Students benefit from local’s good deed



To Castleton resident Judy Boss, there is nothing more important than giving to those in need. In fact, she’s so passionate about giving back and is involved in so many volunteering projects, she has a hard time keeping track of all of them.

So, when asked about her project for the troops that won her recognition from the New England Patriots, she had to take a minute to remember which volunteering project it was.

“I do a lot of volunteering,” she said as she finally recalled that it was the helmet liners for the troops she made that earned her some credit for the time she devotes to others.

She had read an article in the Rutland Herald one day about making liners for helmets of troops who are currently on active duty in Iraq and Afghanistan. She was angry that the government wasn’t providing the soldiers with these liners, and although she had no idea how to go about such a project, she was determined to figure it out.

So, she went online, found a pattern, and then received donations from American Legion Auxiliary, Lions Club and various organizations around town. Not only did she make sure these wool liners would be comfortable for the troops, but also they would keep the troops warm, and wouldn’t cling to their face in a fire.

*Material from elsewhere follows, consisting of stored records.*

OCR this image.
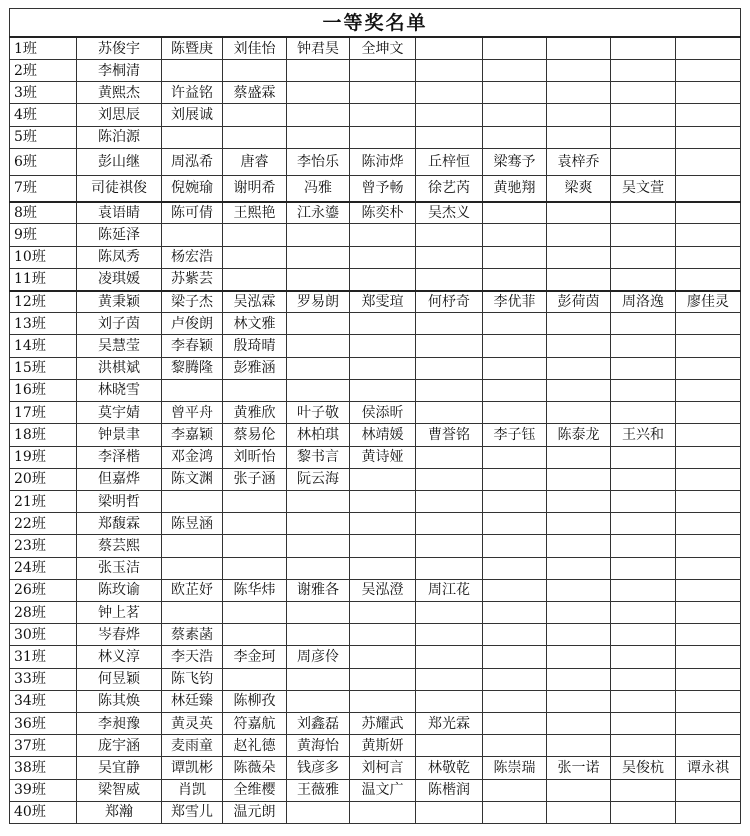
一等奖名单										
1班	苏俊宇	陈暨庚	刘佳怡	钟君昊	全坤文					
2班	李桐清									
3班	黄熙杰	许益铭	蔡盛霖							
4班	刘思辰	刘展诚								
5班	陈泊源									
6班	彭山继	周泓希	唐睿	李怡乐	陈沛烨	丘梓恒	梁骞予	袁梓乔		
7班	司徒祺俊	倪婉瑜	谢明希	冯雅	曾予畅	徐艺芮	黄驰翔	梁爽	吴文萱	
8班	袁语睛	陈可倩	王熙艳	江永鎏	陈奕朴	吴杰义				
9班	陈延泽									
10班	陈凤秀	杨宏浩								
11班	凌琪媛	苏紫芸								
12班	黄秉颖	梁子杰	吴泓霖	罗易朗	郑雯瑄	何杼奇	李优菲	彭荷茵	周洛逸	廖佳灵
13班	刘子茵	卢俊朗	林文雅							
14班	吴慧莹	李春颖	殷琦晴							
15班	洪棋斌	黎腾隆	彭雅涵							
16班	林晓雪									
17班	莫宇婧	曾平舟	黄雅欣	叶子敬	侯添昕					
18班	钟景聿	李嘉颖	蔡易伦	林柏琪	林靖媛	曹誉铭	李子钰	陈泰龙	王兴和	
19班	李泽楷	邓金鸿	刘昕怡	黎书言	黄诗娅					
20班	但嘉烨	陈文渊	张子涵	阮云海						
21班	梁明哲									
22班	郑馥霖	陈昱涵								
23班	蔡芸熙									
24班	张玉洁									
26班	陈玫谕	欧芷妤	陈华炜	谢雅各	吴泓澄	周江花				
28班	钟上茗									
30班	岑春烨	蔡素菡								
31班	林义淳	李天浩	李金珂	周彦伶						
33班	何昱颖	陈飞钧								
34班	陈其焕	林廷臻	陈柳孜							
36班	李昶豫	黄灵英	符嘉航	刘鑫磊	苏耀武	郑光霖				
37班	庞宇涵	麦雨童	赵礼德	黄海怡	黄斯妍					
38班	吴宜静	谭凯彬	陈薇朵	钱彦多	刘柯言	林敬乾	陈崇瑞	张一诺	吴俊杭	谭永祺
39班	梁智威	肖凯	全维樱	王薇雅	温文广	陈楷润				
40班	郑瀚	郑雪儿	温元朗							
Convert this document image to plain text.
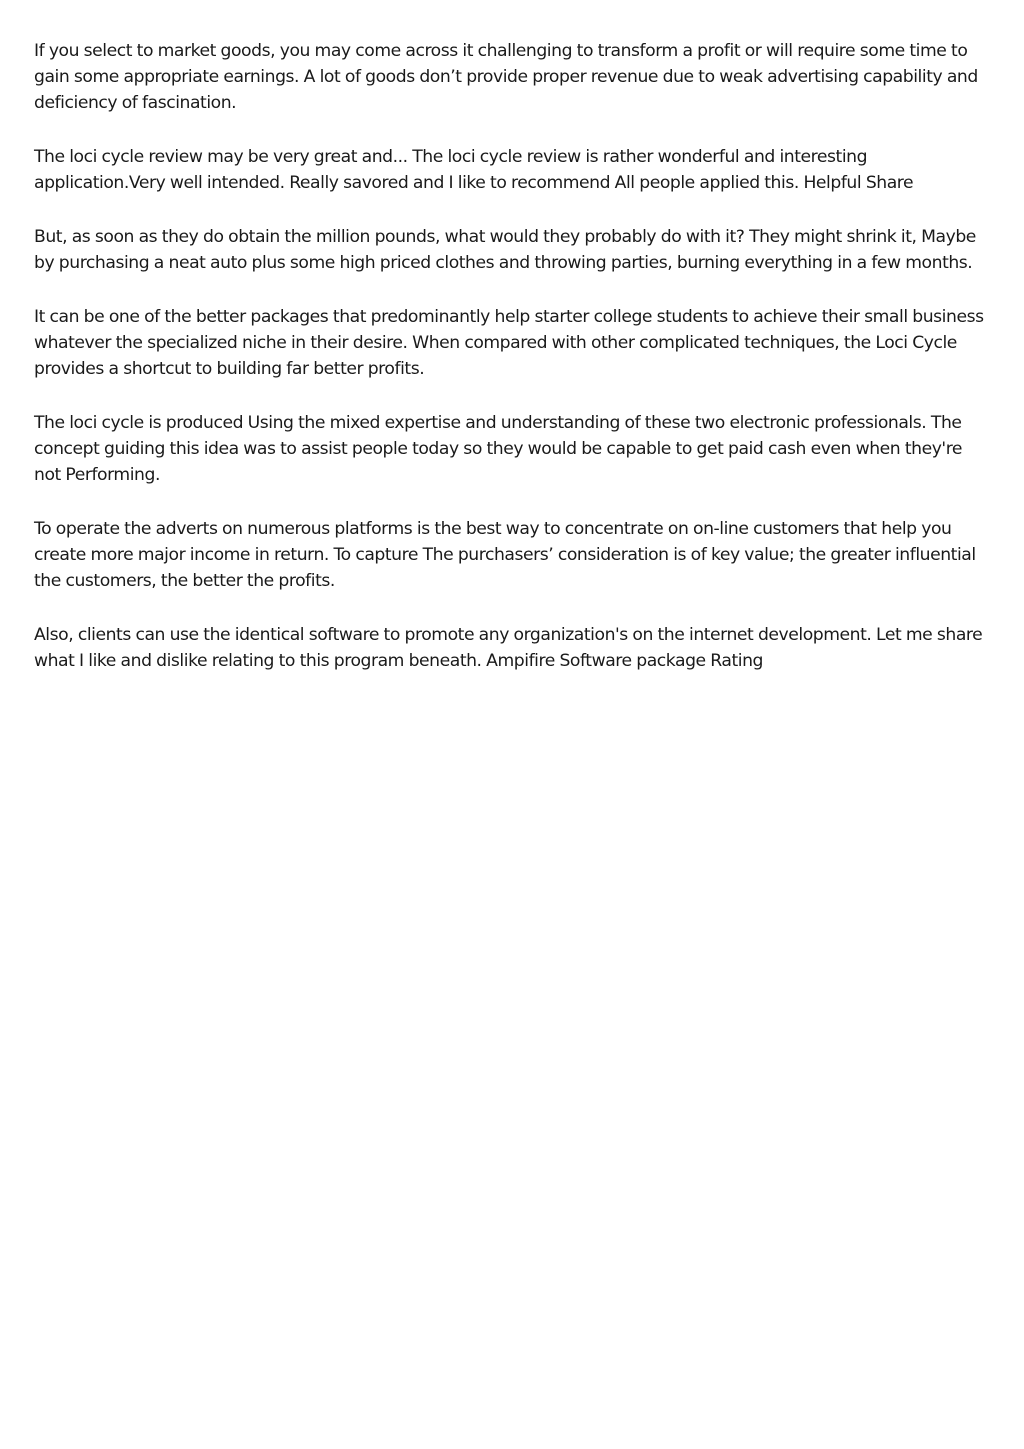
If you select to market goods, you may come across it challenging to transform a profit or will require some time to gain some appropriate earnings. A lot of goods don’t provide proper revenue due to weak advertising capability and deficiency of fascination.

The loci cycle review may be very great and... The loci cycle review is rather wonderful and interesting application.Very well intended. Really savored and I like to recommend All people applied this. Helpful Share

But, as soon as they do obtain the million pounds, what would they probably do with it? They might shrink it, Maybe by purchasing a neat auto plus some high priced clothes and throwing parties, burning everything in a few months.

It can be one of the better packages that predominantly help starter college students to achieve their small business whatever the specialized niche in their desire. When compared with other complicated techniques, the Loci Cycle provides a shortcut to building far better profits.

The loci cycle is produced Using the mixed expertise and understanding of these two electronic professionals. The concept guiding this idea was to assist people today so they would be capable to get paid cash even when they're not Performing.

To operate the adverts on numerous platforms is the best way to concentrate on on-line customers that help you create more major income in return. To capture The purchasers’ consideration is of key value; the greater influential the customers, the better the profits.

Also, clients can use the identical software to promote any organization's on the internet development. Let me share what I like and dislike relating to this program beneath. Ampifire Software package Rating
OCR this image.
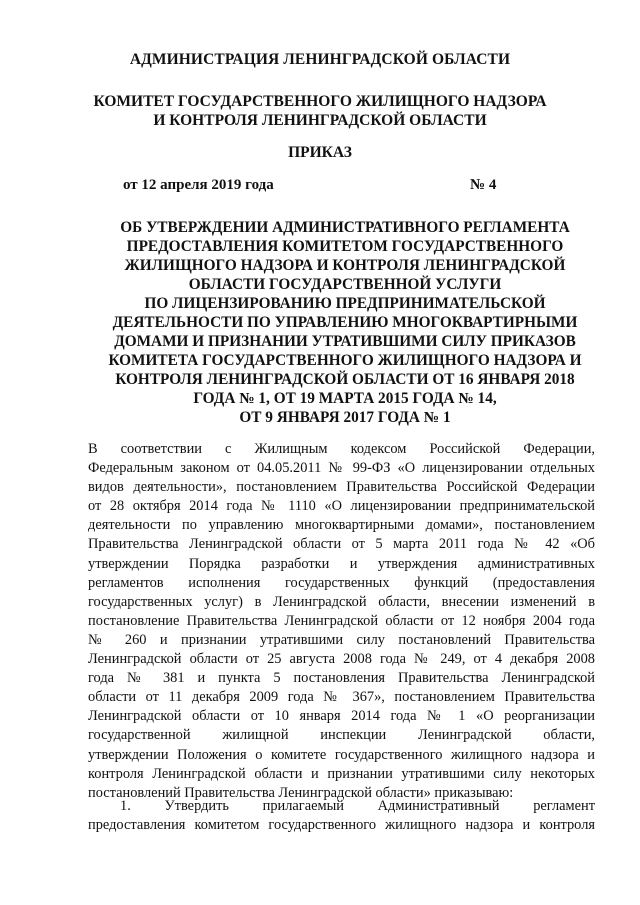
АДМИНИСТРАЦИЯ ЛЕНИНГРАДСКОЙ ОБЛАСТИ
КОМИТЕТ ГОСУДАРСТВЕННОГО ЖИЛИЩНОГО НАДЗОРА
И КОНТРОЛЯ ЛЕНИНГРАДСКОЙ ОБЛАСТИ
ПРИКАЗ
от 12 апреля 2019 года	№ 4
ОБ УТВЕРЖДЕНИИ АДМИНИСТРАТИВНОГО РЕГЛАМЕНТА
ПРЕДОСТАВЛЕНИЯ КОМИТЕТОМ ГОСУДАРСТВЕННОГО
ЖИЛИЩНОГО НАДЗОРА И КОНТРОЛЯ ЛЕНИНГРАДСКОЙ
ОБЛАСТИ ГОСУДАРСТВЕННОЙ УСЛУГИ
ПО ЛИЦЕНЗИРОВАНИЮ ПРЕДПРИНИМАТЕЛЬСКОЙ
ДЕЯТЕЛЬНОСТИ ПО УПРАВЛЕНИЮ МНОГОКВАРТИРНЫМИ
ДОМАМИ И ПРИЗНАНИИ УТРАТИВШИМИ СИЛУ ПРИКАЗОВ
КОМИТЕТА ГОСУДАРСТВЕННОГО ЖИЛИЩНОГО НАДЗОРА И
КОНТРОЛЯ ЛЕНИНГРАДСКОЙ ОБЛАСТИ ОТ 16 ЯНВАРЯ 2018
ГОДА № 1, ОТ 19 МАРТА 2015 ГОДА № 14,
ОТ 9 ЯНВАРЯ 2017 ГОДА № 1
В соответствии с Жилищным кодексом Российской Федерации,
Федеральным законом от 04.05.2011 № 99-ФЗ «О лицензировании отдельных
видов деятельности», постановлением Правительства Российской Федерации
от 28 октября 2014 года № 1110 «О лицензировании предпринимательской
деятельности по управлению многоквартирными домами», постановлением
Правительства Ленинградской области от 5 марта 2011 года № 42 «Об
утверждении Порядка разработки и утверждения административных
регламентов исполнения государственных функций (предоставления
государственных услуг) в Ленинградской области, внесении изменений в
постановление Правительства Ленинградской области от 12 ноября 2004 года
№ 260 и признании утратившими силу постановлений Правительства
Ленинградской области от 25 августа 2008 года № 249, от 4 декабря 2008
года № 381 и пункта 5 постановления Правительства Ленинградской
области от 11 декабря 2009 года № 367», постановлением Правительства
Ленинградской области от 10 января 2014 года № 1 «О реорганизации
государственной жилищной инспекции Ленинградской области,
утверждении Положения о комитете государственного жилищного надзора и
контроля Ленинградской области и признании утратившими силу некоторых
постановлений Правительства Ленинградской области» приказываю:
1. Утвердить прилагаемый Административный регламент
предоставления комитетом государственного жилищного надзора и контроля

Boss’s efforts did not go unnoticed. JoAnne Riley, of the Castleton Community Center, took notice and nominated Boss for the New England Patriots Community MVP Award, which honors “individuals who exemplify leadership, dedication and a commitment to improving their communities through volunteerism, according to the New England Patriots official Web site.

Sixteen New Englanders received the award, but Boss was the only Vermonter. She received not only a beautiful trophy, but also a $2,500 grant that was awarded to the Castleton Community Center and also two tickets to a Patriots game.

Boss could have kept the tickets for herself, but after talking with Castleton

State College Academic Dean Joe Mark, she offered the tickets to him and he decided the tickets should go to two students who devote themselves to volunteering. 

“When I considered that Judy received the tickets because of her extraordinary service contributions, it only seemed fitting that the tickets be given to two students who had distinguished themselves by their service contributions,” Mark said.

Boss said she realized she could have kept the tickets, but not only is she partially handicapped, “my husband is a Steelers fan,” she joked. Boss said she would rather see the tickets go to the students.

“I think it’s a further indication of Judy’s generosity that she would want to offer these tickets to me so that two Castleton students, who perhaps wouldn’t normally be able to get to see a Patriot’s game, could have the exciting opportunity,”  Mark said.

With help from service learning leaders Jan Rousse and Crispin White, Mark decided the tickets should go to Meg St. John and Alex Davis for organizing Alternative Spring Break last year.

The privilege to go to the Patriots game was the opportunity of a lifetime for the students.

“I was so excited! It felt like such an honor to represent Judy!” said St. John, who has never met Boss, but is hopeful they will meet one day through volunteering.

The game, which took place on Sept. 25, may have been a 34- 31 loss for the Patriots, but it was still a great experience for the students, who are also close friends.

“I had so much fun. I wore all my Pats gear. I even have Tom Brady earrings” said St. John. “This was my second time seeing them play, but my first at Gillette Stadium.”

When Boss learned that the two students selected were also devoted volunteers, she was beyond pleased. 

“I just feel like I need to pay it forward, or pay it back,” Boss said. “There is just such a true need out there for so many different things. But my husband thinks I’m just a good samaritan.”